Let $F$ be a finite field, $n, k \in \N$, and let $C \subseteq F^n$ be a linear code of dimension $k$.

• A generator matrix for $C$ is a matrix $G \in F^{n \times k}$ whose column space is $C$.
• A parity-check matrix for $C$ is a matrix $H \in F^{(n - k) \times k}$ whose kernel is $C$.
• The dual of $C$ is the linear code $C^\perp \coloneqq \{ \vd \in F^n : \langle \vc, \vd \rangle = 0_F \text{ for all } \vc \in C \}$.
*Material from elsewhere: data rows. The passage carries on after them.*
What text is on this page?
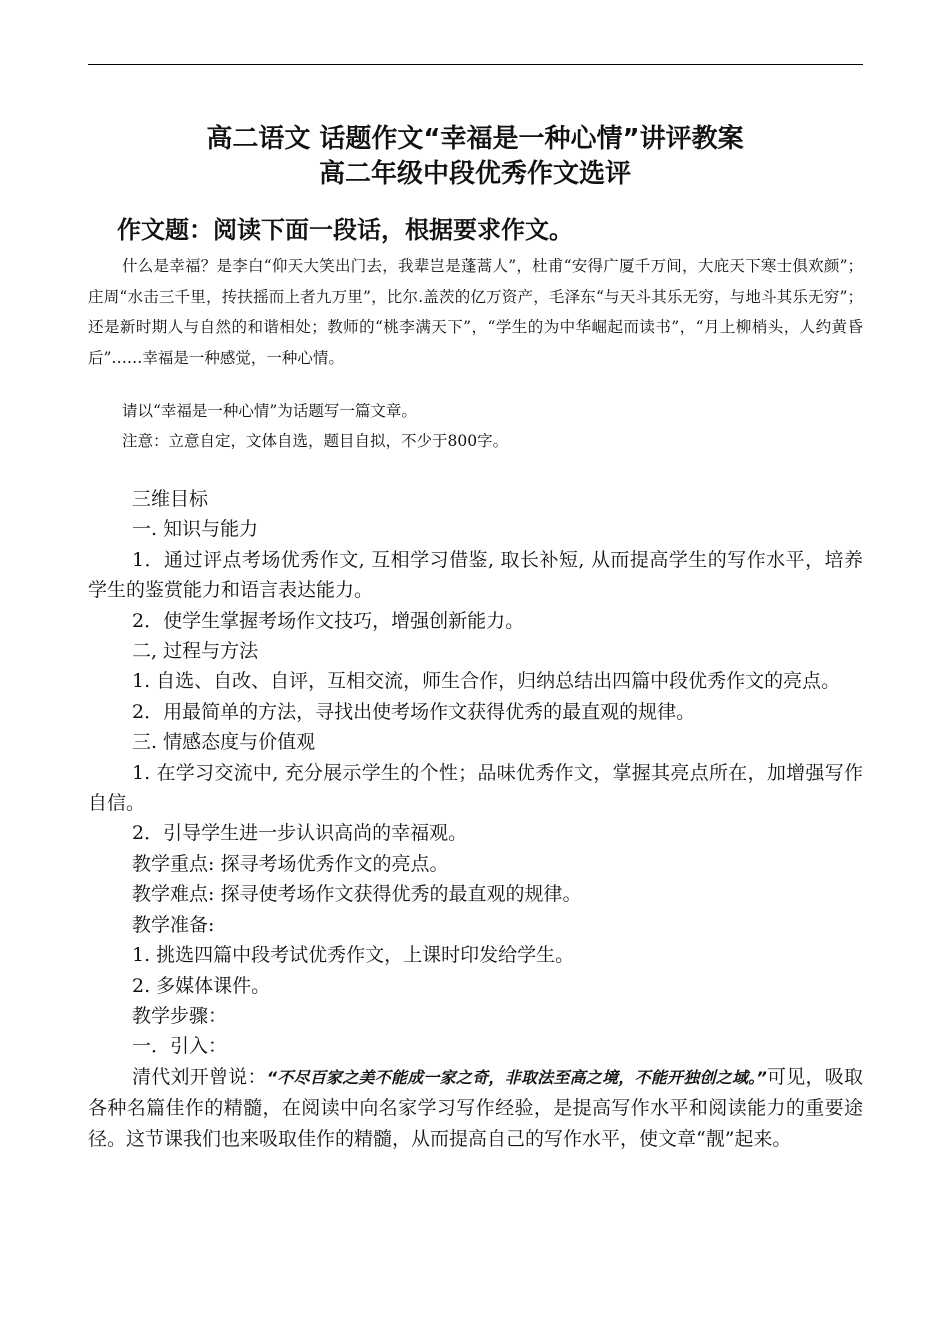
高二语文 话题作文“幸福是一种心情”讲评教案
高二年级中段优秀作文选评
作文题：阅读下面一段话，根据要求作文。

什么是幸福？是李白“仰天大笑出门去，我辈岂是蓬蒿人”，杜甫“安得广厦千万间，大庇天下寒士俱欢颜”；庄周“水击三千里，抟扶摇而上者九万里”，比尔.盖茨的亿万资产，毛泽东“与天斗其乐无穷，与地斗其乐无穷”；还是新时期人与自然的和谐相处；教师的“桃李满天下”，“学生的为中华崛起而读书”，“月上柳梢头，人约黄昏后”……幸福是一种感觉，一种心情。

请以“幸福是一种心情”为话题写一篇文章。

注意：立意自定，文体自选，题目自拟，不少于800字。

三维目标

一. 知识与能力

1．通过评点考场优秀作文, 互相学习借鉴, 取长补短, 从而提高学生的写作水平，培养学生的鉴赏能力和语言表达能力。

2．使学生掌握考场作文技巧，增强创新能力。

二, 过程与方法

1. 自选、自改、自评，互相交流，师生合作，归纳总结出四篇中段优秀作文的亮点。

2．用最简单的方法，寻找出使考场作文获得优秀的最直观的规律。

三. 情感态度与价值观

1. 在学习交流中, 充分展示学生的个性；品味优秀作文，掌握其亮点所在，加增强写作自信。

2．引导学生进一步认识高尚的幸福观。

教学重点: 探寻考场优秀作文的亮点。

教学难点: 探寻使考场作文获得优秀的最直观的规律。

教学准备:

1. 挑选四篇中段考试优秀作文，上课时印发给学生。

2. 多媒体课件。

教学步骤：

一．引入：

清代刘开曾说：“不尽百家之美不能成一家之奇，非取法至高之境，不能开独创之域。”可见，吸取各种名篇佳作的精髓，在阅读中向名家学习写作经验，是提高写作水平和阅读能力的重要途径。这节课我们也来吸取佳作的精髓，从而提高自己的写作水平，使文章“靓”起来。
Here, $\langle \cdot, \cdot \rangle$ denotes the standard inner product on $F^n$, i.e., $\langle \vv, \vw \rangle \coloneqq \sum_{i=1}^n v_i w_i$.

Because every vector space has a basis, every linear code $C \subseteq F^n$ admits a generator matrix (whose columns are the basis vectors for $C$). In fact, up to permutations of symbol positions within codewords, every linear code admits a generator matrix whose first $k$ rows coincide with the $k \times k$ identity matrix. Such a generator matrix defines a systematic encoding map.

Gilbert–Varshamov Bound

Theorem: Let $q \in \N$ be a prime power, and let $n, d \in \N$ with $d \le n$. There exists a linear code $C \subseteq (\F_q)^n$ of minimum distance $d$ and rate

$R \ge 1 - \frac{\lfloor \log_q(\Vol_q(d - 1, n)) \rfloor + 1}{n}.$

Proof: Let $C$ be a uniformly random linear subspace of $(\F_q)^n$ of dimension $k \coloneqq n - \lfloor \log_q(\Vol_q(d-1, n)) \rfloor - 1$. Note that there are only finitely many such subspaces, so this uniform distribution makes sense. We will show that $C$ has minimum distance $\ge d$ with probability $> 0$.

Let $G \in (\F_q)^{n \times k}$ be a uniformly random generator matrix for $C$. Observe that, for any fixed $\vx \in (\F_q)^n \setminus \{\vo\}$, the vector $G\vx$ is uniformly distributed in $(\F_q)^n \setminus \{\vo\}$. Indeed, all of the random choices we have made so far are invariant under a linear isomorphism of $(\F_q)^n$, and there exist isomorphisms of $(\F_q)^n$ that send any nonzero vector to any other nonzero vector, so this random process cannot favor any nonzero vector.

TODO

Remark: The Gilbert-Varshamov bound actually holds for any $q \in \N$, not just prime powers. A proof of this stronger result requires a different construction, and the resulting codes are not linear codes.